Any fever that occurs should be reduced with medication, e.g. with paracetamol (Litmathe 2016), as fever significantly worsens brain damage. The same applies to hyperglycemia from a glucose value of > 11.1 mmol / l or > 200 mg / dl (Kasper 2015).
- Reperfusion measures:
The effectiveness of systemic thrombolysis (i.v. rtPA) with e.g. alteplase was demonstrated in randomized, controlled trials in 1995 and that of mechanical neurothrombectomy in 2014. However, these are complementary treatment methods, as combined or bridging procedures are always preferred where possible. In Germany, approx. 10 % were treated with i.v. rtPA in 2010; the target value is 30 % (Litmathe 2016).

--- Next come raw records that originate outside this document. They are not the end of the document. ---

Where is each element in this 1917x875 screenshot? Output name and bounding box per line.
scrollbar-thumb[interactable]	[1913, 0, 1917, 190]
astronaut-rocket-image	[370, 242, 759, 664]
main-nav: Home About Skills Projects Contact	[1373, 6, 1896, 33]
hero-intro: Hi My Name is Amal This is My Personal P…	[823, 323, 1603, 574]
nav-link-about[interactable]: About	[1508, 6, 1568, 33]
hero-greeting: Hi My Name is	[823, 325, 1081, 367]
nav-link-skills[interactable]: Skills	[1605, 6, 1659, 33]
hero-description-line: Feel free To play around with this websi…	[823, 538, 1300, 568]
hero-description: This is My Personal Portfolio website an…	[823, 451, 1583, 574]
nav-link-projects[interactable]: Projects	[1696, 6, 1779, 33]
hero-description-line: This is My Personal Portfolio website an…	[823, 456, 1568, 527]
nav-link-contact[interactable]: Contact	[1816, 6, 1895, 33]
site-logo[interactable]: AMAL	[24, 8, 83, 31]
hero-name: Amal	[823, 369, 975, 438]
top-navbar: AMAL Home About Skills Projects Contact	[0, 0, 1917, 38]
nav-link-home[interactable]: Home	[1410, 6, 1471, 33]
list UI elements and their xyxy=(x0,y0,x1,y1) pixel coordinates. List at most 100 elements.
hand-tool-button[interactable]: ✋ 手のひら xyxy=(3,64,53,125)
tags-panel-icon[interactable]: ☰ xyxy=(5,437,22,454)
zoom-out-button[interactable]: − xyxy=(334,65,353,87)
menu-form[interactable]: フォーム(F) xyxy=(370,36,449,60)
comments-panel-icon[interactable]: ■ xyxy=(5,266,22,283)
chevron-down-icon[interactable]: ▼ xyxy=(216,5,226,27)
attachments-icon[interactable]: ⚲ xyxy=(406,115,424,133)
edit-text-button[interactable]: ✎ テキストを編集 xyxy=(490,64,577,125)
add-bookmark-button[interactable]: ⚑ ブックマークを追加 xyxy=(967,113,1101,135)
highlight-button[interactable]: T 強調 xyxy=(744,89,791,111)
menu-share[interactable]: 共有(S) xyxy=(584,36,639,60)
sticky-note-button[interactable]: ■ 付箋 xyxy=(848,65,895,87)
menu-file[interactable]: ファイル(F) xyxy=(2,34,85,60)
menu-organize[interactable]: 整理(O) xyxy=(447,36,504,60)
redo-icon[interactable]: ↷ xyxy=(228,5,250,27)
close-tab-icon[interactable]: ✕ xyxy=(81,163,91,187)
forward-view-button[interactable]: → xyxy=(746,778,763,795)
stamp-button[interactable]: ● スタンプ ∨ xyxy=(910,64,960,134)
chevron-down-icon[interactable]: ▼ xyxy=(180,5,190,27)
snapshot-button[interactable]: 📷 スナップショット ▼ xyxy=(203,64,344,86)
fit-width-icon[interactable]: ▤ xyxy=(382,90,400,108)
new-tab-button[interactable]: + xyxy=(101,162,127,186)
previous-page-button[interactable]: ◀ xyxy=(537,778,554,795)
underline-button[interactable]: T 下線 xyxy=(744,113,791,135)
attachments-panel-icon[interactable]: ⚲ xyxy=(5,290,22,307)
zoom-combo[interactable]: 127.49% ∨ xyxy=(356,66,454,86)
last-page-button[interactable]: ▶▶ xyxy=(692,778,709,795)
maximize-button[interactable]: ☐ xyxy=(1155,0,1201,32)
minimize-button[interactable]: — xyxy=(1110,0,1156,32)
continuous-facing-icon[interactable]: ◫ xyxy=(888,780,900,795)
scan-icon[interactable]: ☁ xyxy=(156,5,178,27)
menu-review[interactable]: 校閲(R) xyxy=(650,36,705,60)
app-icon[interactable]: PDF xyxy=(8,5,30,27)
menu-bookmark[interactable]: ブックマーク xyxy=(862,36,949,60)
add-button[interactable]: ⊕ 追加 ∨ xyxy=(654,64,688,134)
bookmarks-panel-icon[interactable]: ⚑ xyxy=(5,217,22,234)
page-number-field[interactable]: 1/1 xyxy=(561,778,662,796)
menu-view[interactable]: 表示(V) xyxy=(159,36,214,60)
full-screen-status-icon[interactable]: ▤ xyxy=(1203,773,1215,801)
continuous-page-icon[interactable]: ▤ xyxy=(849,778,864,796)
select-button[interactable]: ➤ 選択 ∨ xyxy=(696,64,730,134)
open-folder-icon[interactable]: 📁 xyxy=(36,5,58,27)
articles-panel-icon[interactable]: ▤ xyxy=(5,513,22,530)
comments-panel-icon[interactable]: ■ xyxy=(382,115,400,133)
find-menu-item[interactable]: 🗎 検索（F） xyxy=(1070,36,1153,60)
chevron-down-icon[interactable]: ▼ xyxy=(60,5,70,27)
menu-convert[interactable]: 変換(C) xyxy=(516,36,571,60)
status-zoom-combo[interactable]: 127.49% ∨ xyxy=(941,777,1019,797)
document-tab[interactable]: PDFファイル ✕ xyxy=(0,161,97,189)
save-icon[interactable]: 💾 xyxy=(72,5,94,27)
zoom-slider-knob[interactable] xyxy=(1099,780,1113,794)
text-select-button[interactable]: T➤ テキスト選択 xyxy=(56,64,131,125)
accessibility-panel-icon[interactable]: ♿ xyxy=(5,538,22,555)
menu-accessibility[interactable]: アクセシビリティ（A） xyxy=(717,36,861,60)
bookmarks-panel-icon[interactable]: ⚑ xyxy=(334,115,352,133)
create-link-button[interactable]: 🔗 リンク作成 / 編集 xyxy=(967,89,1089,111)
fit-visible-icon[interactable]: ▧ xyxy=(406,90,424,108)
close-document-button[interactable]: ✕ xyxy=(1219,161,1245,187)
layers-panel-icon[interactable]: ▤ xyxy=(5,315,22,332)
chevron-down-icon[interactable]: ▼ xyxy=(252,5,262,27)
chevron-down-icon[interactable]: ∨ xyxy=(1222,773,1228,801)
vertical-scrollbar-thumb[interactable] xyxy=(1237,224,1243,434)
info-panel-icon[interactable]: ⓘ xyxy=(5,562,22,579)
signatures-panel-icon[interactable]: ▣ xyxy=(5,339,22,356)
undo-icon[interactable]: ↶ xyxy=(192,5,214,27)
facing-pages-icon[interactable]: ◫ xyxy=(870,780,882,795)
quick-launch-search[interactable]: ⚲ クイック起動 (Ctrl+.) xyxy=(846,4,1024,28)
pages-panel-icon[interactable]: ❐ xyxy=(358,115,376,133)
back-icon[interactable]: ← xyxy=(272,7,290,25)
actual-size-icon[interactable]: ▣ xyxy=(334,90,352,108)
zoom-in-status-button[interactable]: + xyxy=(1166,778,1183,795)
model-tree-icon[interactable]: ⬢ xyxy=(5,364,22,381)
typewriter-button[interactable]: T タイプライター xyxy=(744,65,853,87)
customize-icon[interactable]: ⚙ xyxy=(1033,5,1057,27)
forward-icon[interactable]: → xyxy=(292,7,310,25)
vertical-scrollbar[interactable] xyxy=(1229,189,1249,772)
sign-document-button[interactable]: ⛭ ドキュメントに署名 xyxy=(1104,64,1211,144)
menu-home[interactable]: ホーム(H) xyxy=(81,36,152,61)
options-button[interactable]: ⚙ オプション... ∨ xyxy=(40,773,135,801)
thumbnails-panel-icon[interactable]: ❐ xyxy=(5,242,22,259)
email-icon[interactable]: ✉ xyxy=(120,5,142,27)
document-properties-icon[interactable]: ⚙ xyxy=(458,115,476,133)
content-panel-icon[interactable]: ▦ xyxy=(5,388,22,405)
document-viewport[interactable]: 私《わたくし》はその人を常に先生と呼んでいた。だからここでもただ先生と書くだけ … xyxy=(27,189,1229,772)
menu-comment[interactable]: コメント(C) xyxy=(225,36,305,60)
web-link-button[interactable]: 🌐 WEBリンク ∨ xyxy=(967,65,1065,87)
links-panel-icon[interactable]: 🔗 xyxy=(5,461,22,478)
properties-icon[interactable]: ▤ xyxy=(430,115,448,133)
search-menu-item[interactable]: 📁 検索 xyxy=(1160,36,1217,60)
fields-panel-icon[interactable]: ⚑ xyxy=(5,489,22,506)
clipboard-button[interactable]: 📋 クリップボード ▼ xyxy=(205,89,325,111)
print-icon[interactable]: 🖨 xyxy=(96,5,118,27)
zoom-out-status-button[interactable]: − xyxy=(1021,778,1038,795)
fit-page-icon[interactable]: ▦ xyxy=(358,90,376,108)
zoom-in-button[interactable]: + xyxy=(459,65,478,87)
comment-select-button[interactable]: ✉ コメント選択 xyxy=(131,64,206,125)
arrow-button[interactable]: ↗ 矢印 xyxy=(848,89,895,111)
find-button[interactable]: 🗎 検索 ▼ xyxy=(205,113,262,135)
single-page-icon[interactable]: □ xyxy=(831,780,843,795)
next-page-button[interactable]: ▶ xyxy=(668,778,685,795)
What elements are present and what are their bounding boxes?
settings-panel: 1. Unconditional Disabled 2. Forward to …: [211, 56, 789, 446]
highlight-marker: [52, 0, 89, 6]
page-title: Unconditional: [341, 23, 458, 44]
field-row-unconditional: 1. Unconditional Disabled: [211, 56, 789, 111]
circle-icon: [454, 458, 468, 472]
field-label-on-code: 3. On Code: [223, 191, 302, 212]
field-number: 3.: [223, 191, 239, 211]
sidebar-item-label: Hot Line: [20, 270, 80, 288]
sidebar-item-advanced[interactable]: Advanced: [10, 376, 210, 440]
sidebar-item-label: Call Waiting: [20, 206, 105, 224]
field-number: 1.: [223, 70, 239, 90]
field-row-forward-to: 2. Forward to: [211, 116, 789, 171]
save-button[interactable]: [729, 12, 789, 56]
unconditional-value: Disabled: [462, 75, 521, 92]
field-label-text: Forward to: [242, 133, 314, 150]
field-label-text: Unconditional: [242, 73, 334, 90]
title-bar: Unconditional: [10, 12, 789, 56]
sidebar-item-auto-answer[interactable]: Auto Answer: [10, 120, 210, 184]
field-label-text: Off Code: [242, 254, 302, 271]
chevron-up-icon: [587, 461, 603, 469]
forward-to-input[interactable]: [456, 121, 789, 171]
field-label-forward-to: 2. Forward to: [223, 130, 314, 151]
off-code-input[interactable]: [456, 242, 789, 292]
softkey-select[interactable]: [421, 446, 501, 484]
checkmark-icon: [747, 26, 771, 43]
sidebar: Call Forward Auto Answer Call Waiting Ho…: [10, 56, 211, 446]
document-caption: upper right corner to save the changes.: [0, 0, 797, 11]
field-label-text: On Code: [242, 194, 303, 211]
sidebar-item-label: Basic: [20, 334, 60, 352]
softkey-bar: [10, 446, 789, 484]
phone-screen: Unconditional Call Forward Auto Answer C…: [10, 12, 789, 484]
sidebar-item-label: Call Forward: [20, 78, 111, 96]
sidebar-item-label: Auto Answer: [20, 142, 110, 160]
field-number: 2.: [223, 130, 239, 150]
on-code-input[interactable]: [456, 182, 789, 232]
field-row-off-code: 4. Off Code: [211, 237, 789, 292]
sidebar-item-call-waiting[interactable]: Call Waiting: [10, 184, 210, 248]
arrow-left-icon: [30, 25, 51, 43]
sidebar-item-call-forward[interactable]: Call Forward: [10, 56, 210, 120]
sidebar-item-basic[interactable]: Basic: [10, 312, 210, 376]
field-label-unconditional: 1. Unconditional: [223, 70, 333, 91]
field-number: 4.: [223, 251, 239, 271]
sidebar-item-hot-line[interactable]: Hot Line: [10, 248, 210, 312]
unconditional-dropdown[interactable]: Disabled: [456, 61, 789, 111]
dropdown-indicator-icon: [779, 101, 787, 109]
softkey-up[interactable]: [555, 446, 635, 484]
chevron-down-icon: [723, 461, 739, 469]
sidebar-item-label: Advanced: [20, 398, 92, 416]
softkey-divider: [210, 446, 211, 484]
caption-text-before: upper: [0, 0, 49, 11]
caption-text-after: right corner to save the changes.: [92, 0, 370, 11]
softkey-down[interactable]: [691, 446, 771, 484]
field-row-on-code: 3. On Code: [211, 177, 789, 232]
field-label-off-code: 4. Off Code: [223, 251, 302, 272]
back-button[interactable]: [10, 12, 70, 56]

- Endovascular thrombectomy (EVT)
Another treatment method for ischemic stroke is EVT (Jorgensen 2018). In a study by Wee (2017), up to 61.7 % of patients showed a significant neurological improvement within 24 hours of undergoing EVT, while mortality during the inpatient stay was 7.1 %.
- Hemorrhagic insult
- Increased intracranial pressure
If an intracerebral hemorrhage (ICB) is detected, particular attention should be paid to the intracranial pressure. If necessary, this can be treated conservatively or surgically.
Conservatively by elevating the body by approx. 30°, positioning the head in a frame and possibly intubation. Long-term hyperventilation should be avoided in particular, as this can worsen cerebral perfusion. Osmotherapy with e.g. mannitol 50 mg i.v. every 6 h is also recommended (Herold 2018).
Neurosurgical treatment includes a decompression craniotomy in the presence of a large medial infarction or brain stem decompression in the case of a large posterior fossa infarction. In the case of a cerebellar infarction with occlusive hydrocephalus, temporary ventricular drainage is recommended (Herold 2018).
- Minimally invasive surgery
An attempt is made to remove the hematoma in a minimally invasive manner (Gil-Garcia 2022).